Diese trug den Namen Società Anonima Fortuny.

Basilica del Santissimo Redentore auf Giudecca
Große Resonanz erreichte Fortuny auch durch Austellungen dieser Stoffe im Pariser Musee des Arts décoratifs.
Diese große Resonanz bewegten Fortuny sogar dazu in Geschäfte in verschiedenen bedeutenden Städten (London, Paris, Madrid) seine Modelle und Kreationen anzubieten – an Geld schien es dem Schöpfer nicht gemangelt zu haben.
Sicher ein Anlaufpunkt vor allem für die weibliche Welt.
Kundinnen aus höheren Kreisen ließen nicht lange auf sich warten.
Also eine gute Kombination aus Kunst und finanziellen Reingewinn, denn nicht jeder hat natürlich jemanden, der alles bezahlt.
…der Raumgestalter
Einrichtungen und Gestaltungen bedeutender Hotels, Etablissements und innenarchitektonische Schaffungen in bedeutenden Häusern in Form der Art nouveau und Art déco ließen nicht lange auf sich warten.
Man kann den Bogen bei diesem Schöpfer gar nicht weit genug spannen, denn er meldete sage und schreibe an die fünfzig Patente an und beschäftigte sich seit der Jahrhundertwende mit den indirekten Beleuchtungseffekten am Theater und entwarf Theaterkulissen und ‑kostüme und war bis 1942 auf allen Biennalen in Venedig zudem noch als Maler vertreten.
…der Alt-Wagnerianer
Auch Mariano Fortuny geriet (wie auch ich) in den Faszinationszirkel des Wagnerschen Werkes, sodass er im Jahre 1892 die Bayreuther Festspiele besuchte, wodurch er ein glühender Verehrer der Wagnerschen Mythenwelt wurde, die dem Werk Wagners zugrunde liegen.
Dabei blieb es aber nicht, denn er entwarf auch ein Bühnenbild zu Wagners “Rheingold”, was im Palazzo Fortuny, Musei Civici di Venezia zu bewundern ist.
Ob es allerdings zu einer Aufführung in Bayreuth benutzt wurde, ist mir nicht bekannt.
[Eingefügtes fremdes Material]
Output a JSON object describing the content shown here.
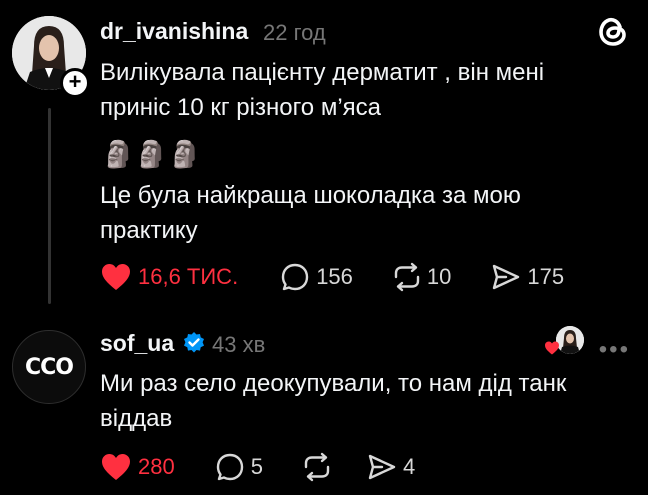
{
  "posts": [
    {
      "username": "dr_ivanishina",
      "time": "22 год",
      "text_1": "Вилікувала пацієнту дерматит , він мені приніс 10 кг різного м’яса",
      "emoji": "🗿🗿🗿",
      "text_2": "Це була найкраща шоколадка за мою практику",
      "likes": "16,6 ТИС.",
      "comments": "156",
      "reposts": "10",
      "shares": "175"
    },
    {
      "username": "sof_ua",
      "avatar_text": "ССО",
      "time": "43 хв",
      "text": "Ми раз село деокупували, то нам дід танк віддав",
      "likes": "280",
      "comments": "5",
      "reposts": "",
      "shares": "4"
    }
  ],
  "icons": [
    "threads-logo-icon",
    "plus-icon",
    "heart-icon",
    "comment-icon",
    "repost-icon",
    "share-icon",
    "verified-icon",
    "more-icon"
  ],
  "colors": {
    "background": "#000000",
    "text": "#f3f5f7",
    "muted": "#777777",
    "like": "#ff3040",
    "verified": "#0095f6"
  }
}
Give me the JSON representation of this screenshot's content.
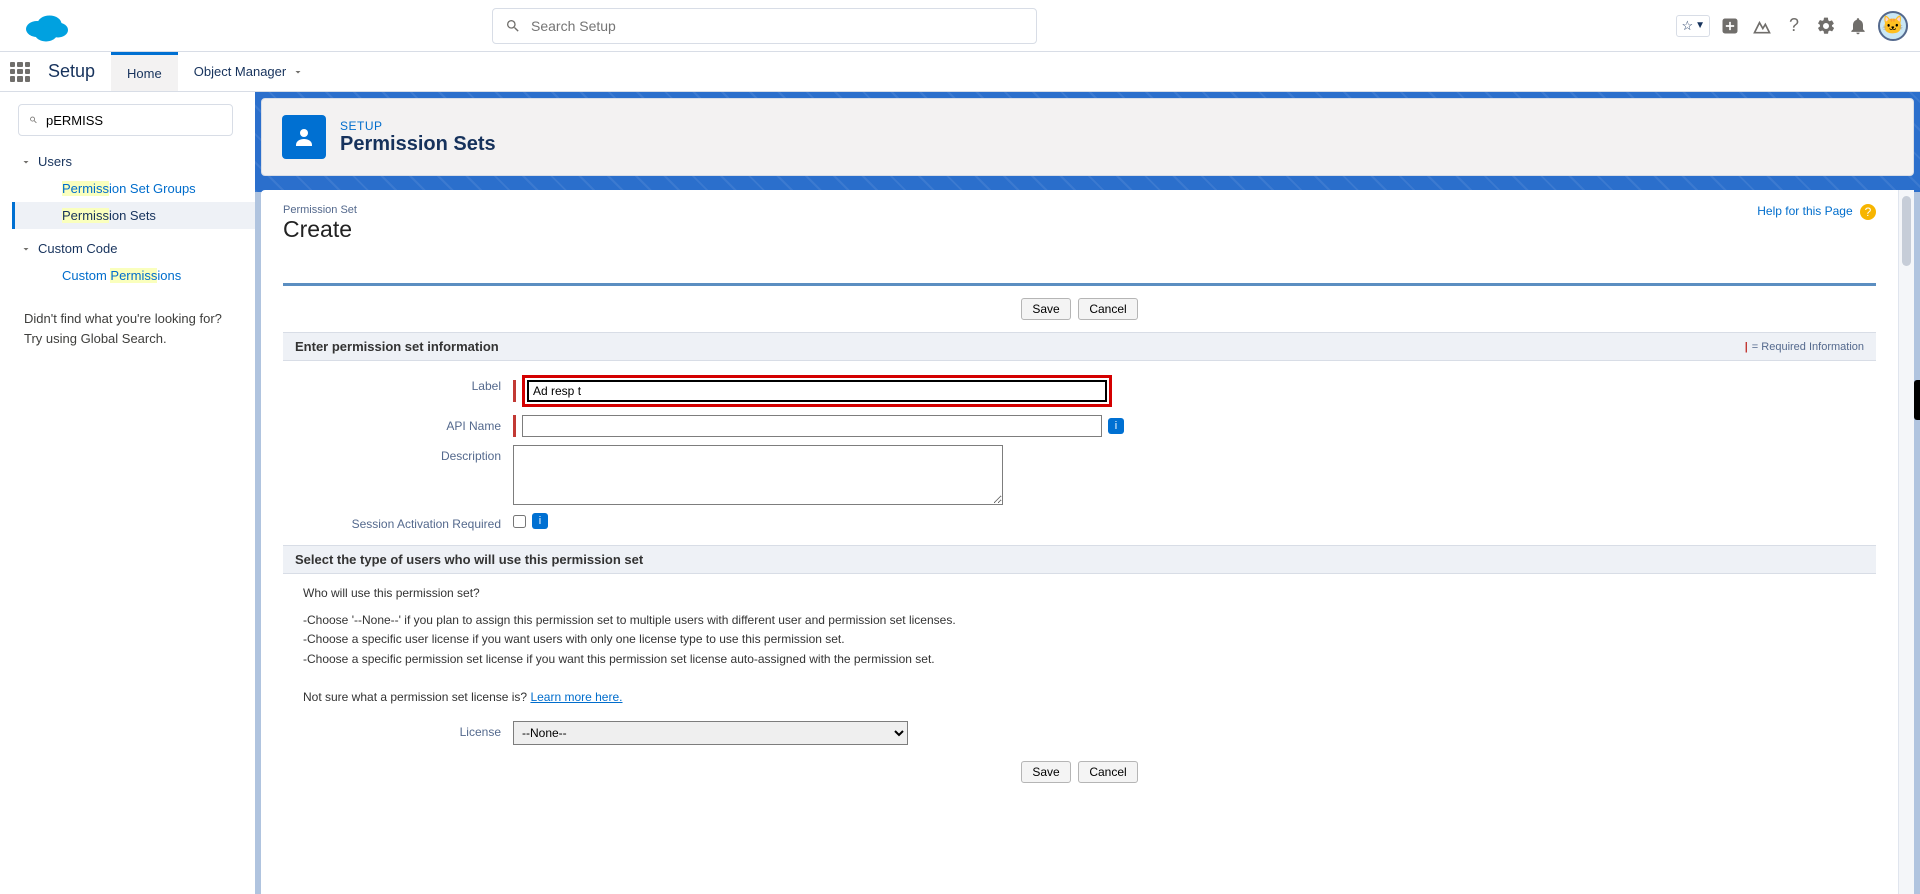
{
  "globalSearch": {
    "placeholder": "Search Setup"
  },
  "contextBar": {
    "appName": "Setup",
    "home": "Home",
    "objectManager": "Object Manager"
  },
  "sidebar": {
    "quickFind": "pERMISS",
    "sections": [
      {
        "label": "Users",
        "items": [
          {
            "text_pre": "Permiss",
            "text_post": "ion Set Groups",
            "selected": false
          },
          {
            "text_pre": "Permiss",
            "text_post": "ion Sets",
            "selected": true
          }
        ]
      },
      {
        "label": "Custom Code",
        "items": [
          {
            "text_pre_plain": "Custom ",
            "text_hl": "Permiss",
            "text_post": "ions",
            "selected": false
          }
        ]
      }
    ],
    "noResults1": "Didn't find what you're looking for?",
    "noResults2": "Try using Global Search."
  },
  "pageHeader": {
    "breadcrumb": "SETUP",
    "title": "Permission Sets"
  },
  "entity": {
    "label": "Permission Set",
    "title": "Create",
    "helpLink": "Help for this Page"
  },
  "buttons": {
    "save": "Save",
    "cancel": "Cancel"
  },
  "section1": {
    "header": "Enter permission set information",
    "reqInfo": "= Required Information"
  },
  "form": {
    "labelLabel": "Label",
    "labelValue": "Ad resp t",
    "apiLabel": "API Name",
    "apiValue": "",
    "descLabel": "Description",
    "descValue": "",
    "sessionLabel": "Session Activation Required"
  },
  "section2": {
    "header": "Select the type of users who will use this permission set"
  },
  "helpText": {
    "q": "Who will use this permission set?",
    "l1": "-Choose '--None--' if you plan to assign this permission set to multiple users with different user and permission set licenses.",
    "l2": "-Choose a specific user license if you want users with only one license type to use this permission set.",
    "l3": "-Choose a specific permission set license if you want this permission set license auto-assigned with the permission set.",
    "notSure": "Not sure what a permission set license is? ",
    "learnMore": "Learn more here.",
    "licenseLabel": "License",
    "licenseValue": "--None--"
  }
}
Bühnenbild der Wagnerschen Mythenwelt
Als Verehrer des wagnerschen Gesamtkunstwerkes schuf er auch im Jahre 1900 einen Lichtentwurf zu einer “Tristan”-Aufführung an der Mailänder Scala.
In seiner Idee des langsam sich reduzierenden Lichtes des Sockels, auf dem Tristan im Finale des Actes liegt (und stirbt) versuchte Fortuny den langsamen Untergang der Sonne (und das Ableben Tristans) symbolisch darzustellen.
Als solches schon ein revolutionärer Schritt Richtung Beleuchtungstechnik, die in vielen Häusern heute leider etwas zu kurz kommt.

Museo Fortuny
Der nach Fortuny benannte Palazzo mit dem Museo Fortuny umfasst so gut wie alles von mir Beschriebene auch in Form eines Gesamtkunstwerkes, denn nach dem Betreten durch eine wuchtige Eingangtür steht man quasi in einem inszenierten Bühnenbild, was durch Pflanzen und kleine Brunnen noch bereichert wird.
Jeder Besucher wird zugeben müssen, dass dieser Palazzo von innen anders wirkt und ist, als andere Palazzos in Venedig.
Alles voll von Gemälde, Skulpturen, Bücher, antike Möbel, Schränke, bizarre Gegenstände, Entwürfe für Bühnenbilder (nicht nur für wagnersche Werke), Masken, Modelle , Stoffe, Kleider, Mäntel, Lampenschirme mit exotischen Motiven und Mustern und alles in leichtem Dämmerlicht.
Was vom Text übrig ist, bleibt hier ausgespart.